Cook County Judge Diane Larsen dismissed the lawsuit, finding the voluntary payments doctrine should bar McIntosh’s lawsuit. Plaintiffs in McIntosh’s position, who didn’t protest when paying tax, Larsen said, can’t later sue to get their money unless they can demonstrate “facts sufficient to form a basis for protesting the tax under duress.”
On appeal, however, a three-justice panel of the Illinois First District Appellate Court overruled Larsen, finding in a situation in which the voluntary payments doctrine conflicts with the Illinois Consumer Fraud Act, the ICFA claim should be allowed to proceed.
In this case, the appellate justices found, when McIntosh bought such drinks as Perrier, LaCroix and Smeraldina, he didn’t know they were exempt from the city tax, but Walgreens should have known, yet charged the city bottled water tax anyway.
Walgreens then took the case to the Illinois Supreme Court, asserting the First District Appellate ruling effectively “nullifies the voluntary payment doctrine,” the high court said.
The majority sided with Walgreens on the question. Justices said they found “nothing” in past cases on the question “that lends support to McIntosh’s argument that claims brought under the Consumer Fraud Act are categorically exempt from the voluntary payment doctrine.”
The justices further said they did not believe state lawmakers intended to use the Consumer Fraud Act to “alter the voluntary payment doctrine” or whether the doctrine could be applied to judge consumer fraud lawsuits.
“Indeed, the voluntary payment doctrine specifically applies where the payment sought to be recovered was obtained illegally,” Neville wrote, for the majority.
In this case, the justices said McIntosh purchased his bottled water, the tax was listed on the receipt, and he did not protest or take any action until he later saw news reports about Walgreens practices.
They noted courts presume, as a starting point, everyone is, or should be, aware of the law before deciding to make a purchase or take other actions.
McIntosh argued the receipt he received merely represented Walgreens’ assertion the tax was legal, and misled him into paying the tax.
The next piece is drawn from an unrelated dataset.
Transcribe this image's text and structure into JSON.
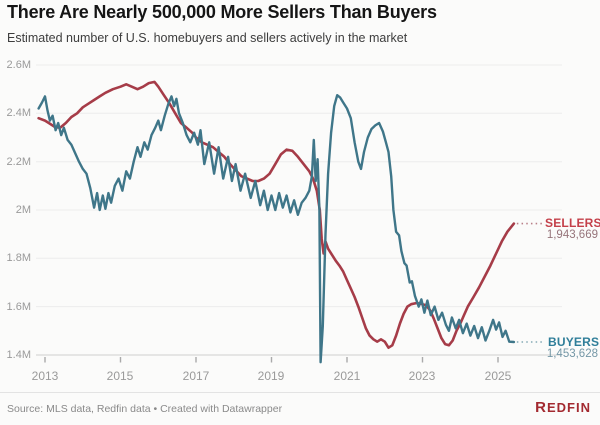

But the court’s majority said that represented a misinterpretation of state law on the part of McIntosh and his lawyers.
McIntosh does not argue that he was compelled to pay the bottled water tax because the purchase of carbonated or flavored water was a necessity and could not have been obtained from any other source without paying the municipal tax,” Neville wrote.
“Instead, he contends that his claim falls within the exception for fraud. McIntosh argues that Walgreens knowingly overcharged him by misrepresenting the legality of the bottled water tax that was charged on exempt purchases. He predicates this argument on the contention that the receipt issued by Walgreens for such an exempt purchase constitutes a representation that the tax was required by the ordinance. We do not agree.
“Under Illinois law, a receipt constitutes prima facie evidence as to payment of the amount reflected in the receipt…
“Where the nature and amount of a charge is fully disclosed, the plaintiff cannot successfully assert that he or she was operating under a mistake of fact with regard to the charge.”
Walgreens has been represented in the case by attorneys with the firm of Morgan, Lewis & Bockius LLP, of Chicago.